What if you don’t want to fight the ticket?
Suppose you just want to pay your ticket and be done with it? If you pay your fine, that is usually the end of the matter (unless you are facing very serious charges that bring additional penalties, like jail time).
However, you should be aware of one alternative that may be available to you. In some jurisdictions, cyclists can have their ticket dismissed after attending traffic school. This is an option that is commonly available to drivers, but is only available to cyclists in a handful of cities, including Portland, OR; Santa Cruz, CA; Huntington Beach, CA; and Manhattan, NY. Traffic school for cyclists is also available for cyclists at some universities, including UC Davis in Davis, CA, and Cal Poly in San Luis Obispo, CA. If traffic school for cyclists is available in your town, you should consider choosing this option rather than paying your ticket.
Here’s why: Depending on the jurisdiction you are riding in and the offense you are charged with, one ticket can easily add up to several hundred dollars or more. And that’s not the end of it—a ticket is virtually guaranteed to raise your insurance rates, can lead to the loss of your driver’s license in some jurisdictions if you rack up enough tickets, and can even put a damper on your job prospects if an employer wants to see your driving record.
OK, but what if Traffic School isn’t Available?

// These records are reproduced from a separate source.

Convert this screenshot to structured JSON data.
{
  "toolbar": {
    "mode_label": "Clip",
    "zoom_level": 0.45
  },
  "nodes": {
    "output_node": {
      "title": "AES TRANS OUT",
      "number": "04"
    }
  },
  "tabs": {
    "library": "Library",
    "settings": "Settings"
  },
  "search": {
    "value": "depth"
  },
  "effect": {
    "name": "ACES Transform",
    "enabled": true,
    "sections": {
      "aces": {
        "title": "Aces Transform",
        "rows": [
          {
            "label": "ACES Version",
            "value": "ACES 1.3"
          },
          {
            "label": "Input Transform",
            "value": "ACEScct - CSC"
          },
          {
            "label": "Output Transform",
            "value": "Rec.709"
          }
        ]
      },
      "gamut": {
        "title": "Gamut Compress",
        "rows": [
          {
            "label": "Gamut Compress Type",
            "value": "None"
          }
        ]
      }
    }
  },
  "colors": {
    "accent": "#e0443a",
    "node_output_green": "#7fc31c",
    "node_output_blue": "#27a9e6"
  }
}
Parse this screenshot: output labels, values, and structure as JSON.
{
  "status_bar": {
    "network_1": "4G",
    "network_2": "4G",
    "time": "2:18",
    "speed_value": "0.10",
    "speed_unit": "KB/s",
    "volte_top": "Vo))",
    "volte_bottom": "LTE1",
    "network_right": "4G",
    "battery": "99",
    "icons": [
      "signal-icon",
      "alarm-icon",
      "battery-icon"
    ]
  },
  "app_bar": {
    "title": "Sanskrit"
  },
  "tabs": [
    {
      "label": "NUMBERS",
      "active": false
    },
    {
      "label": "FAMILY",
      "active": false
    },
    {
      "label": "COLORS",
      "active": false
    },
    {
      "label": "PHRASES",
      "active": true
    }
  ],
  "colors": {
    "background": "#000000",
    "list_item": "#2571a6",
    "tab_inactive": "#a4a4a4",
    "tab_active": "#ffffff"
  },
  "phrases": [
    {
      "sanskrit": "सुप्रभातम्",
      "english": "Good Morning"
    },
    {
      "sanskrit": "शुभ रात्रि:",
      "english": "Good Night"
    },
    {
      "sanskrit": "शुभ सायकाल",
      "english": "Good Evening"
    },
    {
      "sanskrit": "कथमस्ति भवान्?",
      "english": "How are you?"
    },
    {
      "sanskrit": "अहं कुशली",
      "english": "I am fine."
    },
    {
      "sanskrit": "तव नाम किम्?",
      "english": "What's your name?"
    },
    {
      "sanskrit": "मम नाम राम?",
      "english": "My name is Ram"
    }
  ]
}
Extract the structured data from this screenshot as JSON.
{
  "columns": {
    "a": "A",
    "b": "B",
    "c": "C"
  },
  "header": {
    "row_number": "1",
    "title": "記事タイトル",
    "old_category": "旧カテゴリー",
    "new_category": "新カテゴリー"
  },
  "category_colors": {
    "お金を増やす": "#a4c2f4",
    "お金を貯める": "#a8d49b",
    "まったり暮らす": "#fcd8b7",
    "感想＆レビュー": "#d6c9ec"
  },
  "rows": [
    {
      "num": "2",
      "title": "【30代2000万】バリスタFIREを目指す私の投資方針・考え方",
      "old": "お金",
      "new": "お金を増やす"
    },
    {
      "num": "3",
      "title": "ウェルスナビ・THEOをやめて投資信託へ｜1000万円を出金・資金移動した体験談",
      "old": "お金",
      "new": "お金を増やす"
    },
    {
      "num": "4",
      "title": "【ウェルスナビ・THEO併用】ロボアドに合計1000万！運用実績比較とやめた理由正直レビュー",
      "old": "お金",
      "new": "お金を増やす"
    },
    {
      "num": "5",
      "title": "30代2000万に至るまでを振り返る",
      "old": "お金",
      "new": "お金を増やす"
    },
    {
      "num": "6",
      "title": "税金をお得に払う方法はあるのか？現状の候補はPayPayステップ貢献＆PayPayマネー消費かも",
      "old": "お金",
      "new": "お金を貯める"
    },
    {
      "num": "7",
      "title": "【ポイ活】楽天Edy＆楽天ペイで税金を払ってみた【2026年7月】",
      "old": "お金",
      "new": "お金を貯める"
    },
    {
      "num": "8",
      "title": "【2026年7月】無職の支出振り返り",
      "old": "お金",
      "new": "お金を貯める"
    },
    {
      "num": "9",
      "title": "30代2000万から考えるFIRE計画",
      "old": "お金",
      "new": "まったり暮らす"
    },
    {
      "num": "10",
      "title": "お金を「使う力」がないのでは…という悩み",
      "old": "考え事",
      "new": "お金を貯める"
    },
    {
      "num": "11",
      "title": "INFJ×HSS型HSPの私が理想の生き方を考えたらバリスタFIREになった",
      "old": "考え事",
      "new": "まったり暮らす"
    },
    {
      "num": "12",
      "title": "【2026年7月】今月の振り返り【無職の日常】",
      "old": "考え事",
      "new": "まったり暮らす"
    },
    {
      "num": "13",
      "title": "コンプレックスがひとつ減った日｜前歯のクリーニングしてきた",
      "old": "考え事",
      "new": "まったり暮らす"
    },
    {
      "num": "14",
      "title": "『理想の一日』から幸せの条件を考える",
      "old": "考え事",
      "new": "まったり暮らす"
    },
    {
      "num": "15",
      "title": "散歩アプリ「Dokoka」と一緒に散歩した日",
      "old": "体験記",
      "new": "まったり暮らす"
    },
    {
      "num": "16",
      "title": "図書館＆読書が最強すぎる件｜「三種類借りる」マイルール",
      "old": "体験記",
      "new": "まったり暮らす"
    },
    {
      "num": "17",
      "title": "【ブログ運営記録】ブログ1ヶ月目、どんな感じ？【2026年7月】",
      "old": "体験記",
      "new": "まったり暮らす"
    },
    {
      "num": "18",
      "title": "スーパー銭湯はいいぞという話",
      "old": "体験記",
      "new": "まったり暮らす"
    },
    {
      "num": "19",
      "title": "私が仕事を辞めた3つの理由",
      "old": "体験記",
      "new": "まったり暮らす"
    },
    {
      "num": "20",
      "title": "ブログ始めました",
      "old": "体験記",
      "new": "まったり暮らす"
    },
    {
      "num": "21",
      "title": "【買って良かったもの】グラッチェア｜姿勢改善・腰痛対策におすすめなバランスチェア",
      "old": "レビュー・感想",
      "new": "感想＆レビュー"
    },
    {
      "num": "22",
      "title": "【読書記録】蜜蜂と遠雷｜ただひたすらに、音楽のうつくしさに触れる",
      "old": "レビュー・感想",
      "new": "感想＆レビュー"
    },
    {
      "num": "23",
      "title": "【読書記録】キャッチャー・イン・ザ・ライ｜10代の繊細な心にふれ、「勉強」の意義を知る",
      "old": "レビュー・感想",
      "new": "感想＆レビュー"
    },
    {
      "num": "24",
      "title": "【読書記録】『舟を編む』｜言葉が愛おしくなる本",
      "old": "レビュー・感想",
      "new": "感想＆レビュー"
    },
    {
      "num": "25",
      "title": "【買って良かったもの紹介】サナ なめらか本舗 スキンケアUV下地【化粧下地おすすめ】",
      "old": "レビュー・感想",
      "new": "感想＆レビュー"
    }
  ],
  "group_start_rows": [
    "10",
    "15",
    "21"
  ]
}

If Traffic School isn’t available in your town, you will either have to pay your fine, or go to court and fight your ticket. But think about that. When a driver gets a traffic ticket, the driver has some options—fight the ticket, pay the ticket, or go to traffic school. If the driver chooses to go to traffic school, he or she pays a fee to attend a class, and after attending the class, the ticket is typically dismissed. This means that your insurance rates won’t be affected, your driver’s license won’t be affected, and your driving record won’t be affected. Not a bad outcome at all, especially if you are guilty as charged.
Technically, the traffic school is a pre-trial diversion program. This means that instead of going to trial, you go to “traffic school.” The benefit for you is that you avoid most of the negatives associated with getting a ticket. The benefit for the court is a lot of cases that would otherwise take more of the court’s time are diverted to traffic school. The benefit for society is additional safety education for drivers who have received a citation. Everybody wins.
But when you are on your bike and get the exact same ticket that the driver got, guess what? You may not have the option of going to traffic school. Does that seem fair to you? Why should drivers get a break, and not cyclists? A cyclist doesn’t even present the same danger on the road as a driver, and yet because traffic school is not typically an option available for cyclists, the cyclist may actually face a greater consequence for a traffic violation than a driver ticketed for the exact same offense.
If this seems unfair to you, and you would like to see traffic school available for cyclists in your town, think about taking this issue on as a bicycle advocacy project for your town. A good place to start would be with your local bicycle advocacy group. They may already be working on a campaign to develop a class. Or maybe they like the idea, but haven’t taken any concrete steps to get a class developed. Either way, ask if they need some help.
If you are starting from scratch, you will probably need the approval of the local court that is responsible for handling traffic cases to develop a bicycle traffic diversion program. It can also help you make your case to the court if you can get buy-in from your local police department and other local officials. Let them know that the goal of these programs is to change behavior through education, rather than punishment. In Portland, Oregon, a traffic citation diversion class has been available since 2007. A cyclist who has been ticketed for certain bicycle-related violations can choose to attend the two-hour class, pay a small fee, and have the ticket dismissed.
Talk to bicycle advocacy groups in cities that already have a bicycle traffic school to get their insights into getting a program started. With some persuasion, and perseverance, your town may be the next town to start a bicycle traffic school.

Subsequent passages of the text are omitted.